The following question now appears on IRS forms 1040, 1041, 1120, 1065, and 1120-S. “At any time during 2024, did you: (a) receive (as a reward, award, or payment for property or services); or (b) sell, exchange, or otherwise dispose of a digital asset (or a financial interest in a digital asset)?”
If the answer is yes, you are required to include Form 8949 Sales and Other Dispositions of Capital Assets with your tax return. Whether you are buying digital assets or using them to pay someone else, it is your responsibility to maintain accurate cost-basis information and establish a value for sales. The difference will be either a long-term or short-term gain or loss. The IRS provides the following guidance.

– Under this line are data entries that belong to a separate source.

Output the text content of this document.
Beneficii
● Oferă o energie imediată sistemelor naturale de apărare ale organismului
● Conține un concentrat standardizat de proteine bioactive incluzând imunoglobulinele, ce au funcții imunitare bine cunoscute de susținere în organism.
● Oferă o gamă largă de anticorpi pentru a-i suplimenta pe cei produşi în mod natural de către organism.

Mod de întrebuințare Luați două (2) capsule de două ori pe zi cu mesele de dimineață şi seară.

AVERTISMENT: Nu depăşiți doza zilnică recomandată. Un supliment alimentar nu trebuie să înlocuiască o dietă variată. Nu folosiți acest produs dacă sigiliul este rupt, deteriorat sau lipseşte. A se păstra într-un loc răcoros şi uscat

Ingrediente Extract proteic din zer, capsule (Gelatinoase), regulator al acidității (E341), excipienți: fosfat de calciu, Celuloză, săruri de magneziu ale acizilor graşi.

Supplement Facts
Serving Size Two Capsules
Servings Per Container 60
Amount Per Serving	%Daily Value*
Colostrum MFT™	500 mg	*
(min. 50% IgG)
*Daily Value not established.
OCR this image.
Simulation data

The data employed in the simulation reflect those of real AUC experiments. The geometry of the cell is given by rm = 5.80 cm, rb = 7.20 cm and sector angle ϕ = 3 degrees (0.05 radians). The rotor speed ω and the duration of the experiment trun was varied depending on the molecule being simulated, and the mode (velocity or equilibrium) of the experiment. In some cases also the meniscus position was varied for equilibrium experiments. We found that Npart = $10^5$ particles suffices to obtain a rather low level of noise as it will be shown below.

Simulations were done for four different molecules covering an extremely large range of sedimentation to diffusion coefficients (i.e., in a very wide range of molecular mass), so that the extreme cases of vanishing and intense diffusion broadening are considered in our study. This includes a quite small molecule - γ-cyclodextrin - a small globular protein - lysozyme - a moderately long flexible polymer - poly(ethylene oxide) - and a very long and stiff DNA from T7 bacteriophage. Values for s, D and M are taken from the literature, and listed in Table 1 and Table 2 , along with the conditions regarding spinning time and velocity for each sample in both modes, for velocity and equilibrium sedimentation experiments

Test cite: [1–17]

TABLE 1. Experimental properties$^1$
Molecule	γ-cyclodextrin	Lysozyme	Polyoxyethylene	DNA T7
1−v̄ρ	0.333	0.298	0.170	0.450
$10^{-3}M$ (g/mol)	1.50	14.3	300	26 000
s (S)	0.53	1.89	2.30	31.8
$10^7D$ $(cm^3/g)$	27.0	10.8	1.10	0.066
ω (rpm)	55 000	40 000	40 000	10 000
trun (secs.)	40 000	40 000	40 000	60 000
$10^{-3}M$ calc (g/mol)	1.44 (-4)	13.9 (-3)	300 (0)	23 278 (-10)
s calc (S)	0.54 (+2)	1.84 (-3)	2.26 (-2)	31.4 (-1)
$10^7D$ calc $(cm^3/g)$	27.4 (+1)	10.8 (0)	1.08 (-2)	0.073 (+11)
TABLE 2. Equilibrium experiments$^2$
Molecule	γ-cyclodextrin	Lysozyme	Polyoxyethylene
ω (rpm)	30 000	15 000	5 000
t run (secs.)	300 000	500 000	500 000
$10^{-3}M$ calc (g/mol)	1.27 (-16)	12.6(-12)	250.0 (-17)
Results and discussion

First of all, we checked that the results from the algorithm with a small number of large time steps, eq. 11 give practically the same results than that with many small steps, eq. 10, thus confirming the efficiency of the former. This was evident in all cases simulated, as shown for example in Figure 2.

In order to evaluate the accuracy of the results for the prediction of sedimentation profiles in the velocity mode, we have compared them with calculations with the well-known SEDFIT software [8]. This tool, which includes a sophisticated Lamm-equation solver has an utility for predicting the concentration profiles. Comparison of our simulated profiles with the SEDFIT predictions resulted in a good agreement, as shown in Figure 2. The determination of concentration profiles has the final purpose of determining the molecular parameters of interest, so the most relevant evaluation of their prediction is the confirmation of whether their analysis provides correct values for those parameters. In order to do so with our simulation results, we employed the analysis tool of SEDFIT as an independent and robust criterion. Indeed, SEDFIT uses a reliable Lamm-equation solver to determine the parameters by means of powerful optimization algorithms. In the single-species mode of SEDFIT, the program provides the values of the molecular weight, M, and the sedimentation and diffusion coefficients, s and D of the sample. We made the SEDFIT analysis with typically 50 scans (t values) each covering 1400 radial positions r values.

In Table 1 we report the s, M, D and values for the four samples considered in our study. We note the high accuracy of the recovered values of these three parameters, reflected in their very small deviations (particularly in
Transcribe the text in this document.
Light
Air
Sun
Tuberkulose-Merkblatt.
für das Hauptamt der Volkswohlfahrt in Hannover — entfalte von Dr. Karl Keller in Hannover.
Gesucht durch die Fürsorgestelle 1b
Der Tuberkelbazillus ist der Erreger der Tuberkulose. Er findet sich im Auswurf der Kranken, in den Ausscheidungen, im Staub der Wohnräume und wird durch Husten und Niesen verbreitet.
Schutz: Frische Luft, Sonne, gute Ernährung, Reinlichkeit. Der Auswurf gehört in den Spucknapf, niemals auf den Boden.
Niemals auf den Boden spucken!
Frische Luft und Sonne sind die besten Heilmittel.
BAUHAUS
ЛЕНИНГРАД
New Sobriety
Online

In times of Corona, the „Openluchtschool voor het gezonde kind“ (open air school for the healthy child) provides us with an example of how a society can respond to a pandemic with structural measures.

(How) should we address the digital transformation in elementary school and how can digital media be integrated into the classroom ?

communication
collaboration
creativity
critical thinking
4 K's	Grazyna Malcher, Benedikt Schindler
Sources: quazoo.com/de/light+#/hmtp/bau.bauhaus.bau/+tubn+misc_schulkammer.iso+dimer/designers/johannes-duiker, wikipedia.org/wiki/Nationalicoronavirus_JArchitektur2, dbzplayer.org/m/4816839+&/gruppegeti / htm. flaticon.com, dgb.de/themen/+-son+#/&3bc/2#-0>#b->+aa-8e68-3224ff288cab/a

Normally, a taxpayer must check the "Yes" box if they:
- Received digital assets as payment for property or services provided;
- Received digital assets resulting from a reward or award;
- Received new digital assets resulting from mining, staking and similar activities;
- Received digital assets resulting from a hard fork (a branching of a cryptocurrency's blockchain that splits a single cryptocurrency into two);
- Disposed of digital assets in exchange for property or services;
- Disposed of a digital asset in exchange or trade for another digital asset;
- Sold a digital asset; or
- Otherwise disposed of any other financial interest in a digital asset.
The IRS is also requiring that third parties report digital transactions. According to IRS.gov:
The final regulations require reporting by brokers who take possession of the digital assets being sold by their customers. These brokers include operators of custodial digital asset trading platforms, certain digital asset hosted wallet providers, digital asset kiosks, and certain processors of digital asset payments (PDAPs). The majority of digital asset transactions today occur using these brokers. By focusing first on this group, the IRS intends these regulations to cover the greatest number of taxpayers while allowing the IRS and U.S. Treasury Department more time to consider the nuances of transactions involving non-custodial and decentralized brokers.
That last sentence should give pause to anyone trying to hide their digital transactions. The rules also require real estate professionals to report the fair market value of digital assets paid by buyers in real estate transactions with closing dates on or after January 1, 2026.
We shall see how this ultimately plays out. For now, digital assets are a potential tax trap for those who do not pay careful attention.